Türkiye`de yayılış gösteren Macrovipera lebetina (Linnaeus, 1758), Montivipera xanthina (Gray, 1849) ve Vipera ammodytes (Linnaeus, 1758) zehirlerinin karşılaştırmalı proteomik karakterizasyonu, koagülasyon üzerindeki etkilerinin ve sitotoksisitelerinin belirlenmesi

Abstract

Doğal zehirler eski tarihlerden beri doğa bilimcilerin ve araştırmacıların ilgisini çekmiştir ve bunlar arasında en fazla araştırılan ise yılan zehirleri olmuştur. Son yıllarda peptit tabanlı ilaç geliştirme konusuna olan ilgi nedeniyle hayvan zehirleriyle ilgili araştırmaların sayısı artmıştır.Bu tez çalışmasının amacı, Türkiye'de yayılış gösteren tıbbi öneme sahip üç engerek türünün (Macrovipera lebetina, Montivipera xanthina, Vipera ammodytes) zehirlerini kütle spektrometresi tabanlı modern proteomik yöntemlerle karakterize ederek farklılıkları tespit etmek, sitotoksisitelerini ve koagülasyon üzerindeki etkilerini belirlemek ve biyoteknolojik kullanım potansiyellerini irdelemektir.Bu amaçla tez kapsamında yapılan arazi çalışmalarıyla türler doğadan elde edilmiş ve bu üç türün zehirleri 2D-PAGE, jel filtrasyon ve ters faz kromatografisi ve yüksek çözünürlüklü kütle spektrometresi gibi biyoanalitik teknikler ile profillenerek varyasyonları belirlenmiştir. Kütle spektrometresi kullanılarak gerçekleştirilen de novo amino asit dizileme tabanlı yaklaşım ile üç türün zehirlerinin proteomik karakterizasyonları yüksek doğrulukta gerçekleştirilerek içerdikleri protein aileleri belirlenmiştir.Zehirlerin sitotoksisiteleri, koagülasyon ve platelet kümeleşmesi üzerindeki etkileri belirlenerek, ileride yapılacak biyoaktivite rehberli karakterizasyon çalışmaları için rehber niteliğinde sonuçlar elde edilmiştir. Macrovipera lebetina ve Montivipera xanthina zehrinde belirgin olarak görülen anti-platelet aktiviteler, bu türlerin zehirlerinden patentli ürünlere dönüşecek yeni moleküllerin keşfedilme potansiyeli olduğunu göstermiştir. Ayrıca proteomik karakterizasyon sonuçları da elde edilen biyolojik aktiviteler ile uyumlu bulunmuştur.Tez kapsamında yapılan çalışmalar Türkiye'de ilk olma niteliğindedir ve bu alanın Türkiye'de gelişmesi için önemli bir bilgi birikimi oluşturmuştur. Tez kapsamında elde edilen bilgiler ışığında gerçekleştirilecek devam projeleri ile aktif peptit ve proteinlerin saflaştırılması ve detaylı karakterizasyonları mümkün olabilecektir.

Natural venoms have always fascinated naturalists and researchers, and the most investigated one among them is snake venoms.

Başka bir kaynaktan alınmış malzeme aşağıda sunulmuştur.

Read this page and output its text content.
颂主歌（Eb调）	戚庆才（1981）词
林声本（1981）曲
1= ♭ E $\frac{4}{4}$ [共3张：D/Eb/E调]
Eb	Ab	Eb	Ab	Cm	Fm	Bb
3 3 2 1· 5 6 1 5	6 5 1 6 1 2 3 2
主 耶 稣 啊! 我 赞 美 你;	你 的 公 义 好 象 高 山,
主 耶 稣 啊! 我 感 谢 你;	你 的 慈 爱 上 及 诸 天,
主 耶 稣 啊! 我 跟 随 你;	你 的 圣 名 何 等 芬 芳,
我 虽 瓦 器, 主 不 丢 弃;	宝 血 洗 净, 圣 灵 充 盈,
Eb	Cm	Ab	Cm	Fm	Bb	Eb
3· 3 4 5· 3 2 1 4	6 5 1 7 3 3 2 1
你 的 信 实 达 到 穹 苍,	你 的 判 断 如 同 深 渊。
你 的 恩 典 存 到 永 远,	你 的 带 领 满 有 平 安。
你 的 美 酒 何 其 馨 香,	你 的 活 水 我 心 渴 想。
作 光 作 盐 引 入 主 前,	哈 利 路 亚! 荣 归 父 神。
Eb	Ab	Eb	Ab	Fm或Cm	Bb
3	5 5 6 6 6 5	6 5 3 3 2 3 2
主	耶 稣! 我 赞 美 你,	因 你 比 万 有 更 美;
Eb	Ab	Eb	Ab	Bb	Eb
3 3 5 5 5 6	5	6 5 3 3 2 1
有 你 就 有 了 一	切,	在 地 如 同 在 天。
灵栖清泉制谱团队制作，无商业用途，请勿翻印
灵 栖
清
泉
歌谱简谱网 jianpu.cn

Due to the great interest on peptide based drug development of late years, researches on animal venoms have significantly increased.The aim of this thesis is to characterize the venom components of three medicinally important Turkish vipers by mass spectrometry-based modern proteomic methods and determine the variations, to assess their cytotoxicity and to evaluate their biotechnological usage potential with a special attention on their effects on coagulation cascade and platelet aggregation.For this purpose, vipers were collected in the nature by field studies, their venoms were profiled by bioanalytical methods such as 2D-PAGE, gel filtration and reverse phase chromatography and high resolution mass spectrometry. Venom proteomes of three species included in the thesis were characterized and the protein families were identified by mass spectrometry based de novo amino acid sequencing approach.Effects of crude venoms on blood coagulation and platelet aggregation, as well as their cytotoxic activity were screened, which will guide the further studies on the bioactivity guided characterization of the venom samples. Detection of the significant anti-platelet activity of the venom of Macrovipera lebetina and Montivipera xanthina shows that these venoms are potential sources of novel bioactive molecules to be discovered and patented. Additionally, the results of the proteomic characterization studies correlated with the biological activities.This thesis is a pioneering study in toxinology field in Turkey and has created an important knowledge for the development of this field. In light of the results obtained in this thesis, purification and detailed characterization of the active peptide and protein components will be possible with further studies.